Iron plays a crucial role in maintaining normal bodily functions, particularly in the formation of hemoglobin, which transports oxygen in red blood cells. A deficiency in iron can lead to conditions like iron deficiency anemia, characterized by symptoms such as fatigue, dizziness, pale complexion , among others. suggestive, iron deficiency has been linked to depressive symptoms due to its role in dopamine production, a neurotransmitter associated with pleasure and motivation.


Similarly, zinc, the most abundant neurotransmitter in the body, is vital for various brain functions, including cognitive control and mood regulation. Studies have indicated that individuals diagnosed with depression tend to have lower zinc levels compared to non-depressed individuals, and adequate zinc intake has been associated with a reduced risk of depression.

While pharmacotherapy and supplementation can be effective in treating depression, it’s crucial to have the guidance of a medical professional. Regular monitoring through blood tests ensures a tailored treatment approach while minimizing potential side effects.

Moreover, besides medication and supplements, various lifestyle interventions can also help alleviate depressive symptoms. These include maintaining communication with loved ones, practicing mindfulness and deep breathing exercises, expressing gratitude daily, engaging in physical activity, maintaining a consistent sleep schedule, and adhering to a balanced diet while limiting alcohol intake.

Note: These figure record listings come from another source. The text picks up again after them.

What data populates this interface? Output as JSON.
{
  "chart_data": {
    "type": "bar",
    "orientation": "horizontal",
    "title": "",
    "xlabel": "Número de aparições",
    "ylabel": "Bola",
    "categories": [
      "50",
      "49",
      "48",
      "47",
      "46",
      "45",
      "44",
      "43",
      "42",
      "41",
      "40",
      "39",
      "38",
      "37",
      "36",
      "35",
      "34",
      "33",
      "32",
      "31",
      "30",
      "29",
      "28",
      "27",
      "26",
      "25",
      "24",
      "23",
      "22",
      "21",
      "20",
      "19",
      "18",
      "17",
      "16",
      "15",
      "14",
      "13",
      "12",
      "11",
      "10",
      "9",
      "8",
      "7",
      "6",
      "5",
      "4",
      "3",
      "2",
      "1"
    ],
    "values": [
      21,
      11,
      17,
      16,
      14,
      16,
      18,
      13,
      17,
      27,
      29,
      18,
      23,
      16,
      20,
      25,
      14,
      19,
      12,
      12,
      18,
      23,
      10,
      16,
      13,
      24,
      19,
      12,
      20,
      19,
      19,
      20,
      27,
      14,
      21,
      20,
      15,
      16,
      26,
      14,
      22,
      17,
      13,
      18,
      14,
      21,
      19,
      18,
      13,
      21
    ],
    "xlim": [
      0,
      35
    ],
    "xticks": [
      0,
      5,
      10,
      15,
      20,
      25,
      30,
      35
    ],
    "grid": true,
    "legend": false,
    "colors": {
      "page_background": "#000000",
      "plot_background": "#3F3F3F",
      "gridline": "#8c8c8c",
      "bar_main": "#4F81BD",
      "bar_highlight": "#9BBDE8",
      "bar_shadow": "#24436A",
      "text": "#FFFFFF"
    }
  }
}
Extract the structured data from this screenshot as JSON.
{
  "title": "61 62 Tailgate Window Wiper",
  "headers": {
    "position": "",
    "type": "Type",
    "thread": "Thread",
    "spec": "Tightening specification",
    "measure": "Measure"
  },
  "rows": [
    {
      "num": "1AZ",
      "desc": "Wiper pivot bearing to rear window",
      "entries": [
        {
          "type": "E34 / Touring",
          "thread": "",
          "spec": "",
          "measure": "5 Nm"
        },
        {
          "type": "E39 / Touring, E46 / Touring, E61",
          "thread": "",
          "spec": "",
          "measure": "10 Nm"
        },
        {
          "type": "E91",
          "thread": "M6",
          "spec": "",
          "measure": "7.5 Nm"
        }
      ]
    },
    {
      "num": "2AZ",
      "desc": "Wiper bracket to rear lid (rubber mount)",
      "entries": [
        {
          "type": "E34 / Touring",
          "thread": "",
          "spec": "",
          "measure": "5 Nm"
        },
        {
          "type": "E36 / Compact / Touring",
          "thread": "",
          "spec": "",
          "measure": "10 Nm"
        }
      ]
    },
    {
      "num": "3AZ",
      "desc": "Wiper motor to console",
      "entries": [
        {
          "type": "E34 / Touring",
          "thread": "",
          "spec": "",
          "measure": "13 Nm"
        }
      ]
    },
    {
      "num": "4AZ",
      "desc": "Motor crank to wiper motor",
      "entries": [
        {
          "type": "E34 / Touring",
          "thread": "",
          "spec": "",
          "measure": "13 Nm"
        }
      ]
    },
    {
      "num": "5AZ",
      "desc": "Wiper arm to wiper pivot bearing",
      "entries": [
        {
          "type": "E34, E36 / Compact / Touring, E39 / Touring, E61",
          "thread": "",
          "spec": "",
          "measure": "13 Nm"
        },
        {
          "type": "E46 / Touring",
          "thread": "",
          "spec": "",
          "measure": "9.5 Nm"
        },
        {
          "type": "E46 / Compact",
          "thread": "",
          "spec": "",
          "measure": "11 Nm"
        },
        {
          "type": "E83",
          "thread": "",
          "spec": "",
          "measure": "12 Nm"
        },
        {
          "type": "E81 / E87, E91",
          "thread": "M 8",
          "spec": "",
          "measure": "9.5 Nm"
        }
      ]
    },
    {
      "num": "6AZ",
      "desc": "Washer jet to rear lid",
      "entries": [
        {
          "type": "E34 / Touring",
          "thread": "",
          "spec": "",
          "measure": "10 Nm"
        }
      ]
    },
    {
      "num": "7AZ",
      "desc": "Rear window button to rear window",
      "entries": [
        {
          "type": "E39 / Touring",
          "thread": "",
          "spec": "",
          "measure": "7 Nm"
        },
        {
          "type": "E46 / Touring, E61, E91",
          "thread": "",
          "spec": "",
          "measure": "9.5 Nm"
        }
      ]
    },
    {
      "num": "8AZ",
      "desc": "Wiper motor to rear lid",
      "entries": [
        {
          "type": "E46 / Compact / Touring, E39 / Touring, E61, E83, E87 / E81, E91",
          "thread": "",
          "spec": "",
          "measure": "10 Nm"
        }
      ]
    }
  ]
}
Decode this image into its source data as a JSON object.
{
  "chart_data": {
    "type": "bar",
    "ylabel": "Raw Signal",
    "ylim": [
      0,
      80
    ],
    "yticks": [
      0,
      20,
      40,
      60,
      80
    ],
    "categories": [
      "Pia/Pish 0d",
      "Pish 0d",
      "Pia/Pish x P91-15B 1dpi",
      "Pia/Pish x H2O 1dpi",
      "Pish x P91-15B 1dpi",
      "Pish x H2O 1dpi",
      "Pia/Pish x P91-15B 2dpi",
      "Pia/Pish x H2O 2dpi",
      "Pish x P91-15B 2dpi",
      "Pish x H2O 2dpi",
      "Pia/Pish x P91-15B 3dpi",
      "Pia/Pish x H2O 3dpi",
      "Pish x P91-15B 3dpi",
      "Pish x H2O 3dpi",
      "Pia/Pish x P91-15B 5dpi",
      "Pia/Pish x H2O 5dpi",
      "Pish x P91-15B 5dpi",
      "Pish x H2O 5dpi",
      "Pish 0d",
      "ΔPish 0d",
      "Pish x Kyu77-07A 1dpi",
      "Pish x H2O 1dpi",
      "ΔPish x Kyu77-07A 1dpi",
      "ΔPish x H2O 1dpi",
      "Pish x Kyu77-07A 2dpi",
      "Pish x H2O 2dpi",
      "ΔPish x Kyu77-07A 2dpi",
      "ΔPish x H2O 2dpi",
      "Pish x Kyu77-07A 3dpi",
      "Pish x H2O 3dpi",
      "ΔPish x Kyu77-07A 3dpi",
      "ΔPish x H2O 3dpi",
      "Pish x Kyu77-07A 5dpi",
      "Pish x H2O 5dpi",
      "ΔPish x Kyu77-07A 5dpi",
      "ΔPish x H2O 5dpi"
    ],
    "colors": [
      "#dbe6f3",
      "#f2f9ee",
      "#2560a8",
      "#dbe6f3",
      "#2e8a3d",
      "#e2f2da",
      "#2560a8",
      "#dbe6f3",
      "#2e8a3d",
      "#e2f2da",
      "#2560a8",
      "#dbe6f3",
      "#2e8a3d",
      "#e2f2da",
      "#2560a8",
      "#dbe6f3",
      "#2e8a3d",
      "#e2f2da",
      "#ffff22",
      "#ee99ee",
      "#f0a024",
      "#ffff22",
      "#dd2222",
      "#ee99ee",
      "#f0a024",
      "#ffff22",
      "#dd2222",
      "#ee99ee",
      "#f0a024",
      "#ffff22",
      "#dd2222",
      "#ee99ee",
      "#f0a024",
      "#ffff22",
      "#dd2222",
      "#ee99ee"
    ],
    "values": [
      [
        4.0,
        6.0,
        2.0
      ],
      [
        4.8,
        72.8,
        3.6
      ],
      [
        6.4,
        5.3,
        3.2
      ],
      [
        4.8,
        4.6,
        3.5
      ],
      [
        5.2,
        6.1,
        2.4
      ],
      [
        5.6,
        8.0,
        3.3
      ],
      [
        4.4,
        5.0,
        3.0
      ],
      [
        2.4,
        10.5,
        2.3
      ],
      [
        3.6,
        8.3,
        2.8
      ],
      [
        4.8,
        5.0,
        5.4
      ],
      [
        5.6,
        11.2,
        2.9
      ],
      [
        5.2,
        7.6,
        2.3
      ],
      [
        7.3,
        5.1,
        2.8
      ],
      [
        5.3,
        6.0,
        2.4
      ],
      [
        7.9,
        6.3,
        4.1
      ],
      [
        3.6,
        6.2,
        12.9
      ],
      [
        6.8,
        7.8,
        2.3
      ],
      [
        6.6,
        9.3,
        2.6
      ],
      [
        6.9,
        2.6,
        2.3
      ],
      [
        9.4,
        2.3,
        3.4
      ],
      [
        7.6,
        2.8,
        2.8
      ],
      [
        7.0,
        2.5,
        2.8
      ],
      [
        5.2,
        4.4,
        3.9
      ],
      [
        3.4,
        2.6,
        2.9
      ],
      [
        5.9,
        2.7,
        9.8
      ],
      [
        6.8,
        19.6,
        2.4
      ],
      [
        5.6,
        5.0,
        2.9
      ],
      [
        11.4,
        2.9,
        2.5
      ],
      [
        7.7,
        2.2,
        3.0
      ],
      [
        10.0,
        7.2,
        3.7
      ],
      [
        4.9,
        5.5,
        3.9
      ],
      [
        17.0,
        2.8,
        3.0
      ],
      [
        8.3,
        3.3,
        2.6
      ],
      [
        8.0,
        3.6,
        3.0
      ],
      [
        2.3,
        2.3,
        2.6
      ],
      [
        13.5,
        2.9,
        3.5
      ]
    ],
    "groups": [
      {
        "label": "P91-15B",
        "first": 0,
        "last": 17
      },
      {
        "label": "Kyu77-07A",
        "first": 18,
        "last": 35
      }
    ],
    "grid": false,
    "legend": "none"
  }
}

By adopting a holistic approach to treatment and exploring different coping strategies, individuals can effectively manage their depression and improve their overall well-being.

References: (1) Youdim, MB, Ben-Shachar, D., Ashkenazi, R., & Yehuda, S. (1983). Brain iron and dopamine receptor function. Advances in biochemical psychopharmacology, 37, 309-321.

(2) Erikson, KM, Jones, BC, Hess, EJ, Zhang, Q., & Beard, JL (2001). Iron deficiency decreases dopamine D1 and D2 receptors in rat brain. Pharmacology biochemistry and behavior, 69(3-4) ) ), 409-418.

(3) Knovich, MA, Storey, JA, Coffman, LG, Torti, SV, & Torti, FM (2009). Ferritin for the clinician. Blood reviews, 23(3), 95-104.

(4) Nowak G., Szewczyk B.: Mechanism contributing to antidepressant zinc actions. Pol. J. Pharmacol., 2002,54, 587–592.

(5) Swardfager W, Herrmann N, Mazereeuw G, Goldberger K, Harimoto T, Lanctôt KL. Zinc in depression: a meta-analysis. Biol Psychiatry. 2013 Dec 15;74(12):872-8. doi: 10.1016/ j.biopsych.2013.05.008. Epub 2013 Jun 24. PMID: 23806573.

(6) Vashum KP, McEvoy M, Milton AH, et al. Dietary zinc is associated with a lower incidence of depression: findings from two Australian cohorts. Journal of Affective Disorders. 2014 Sep;166:249-257. DOI: 10.1016/ j.jad.2014.05.016.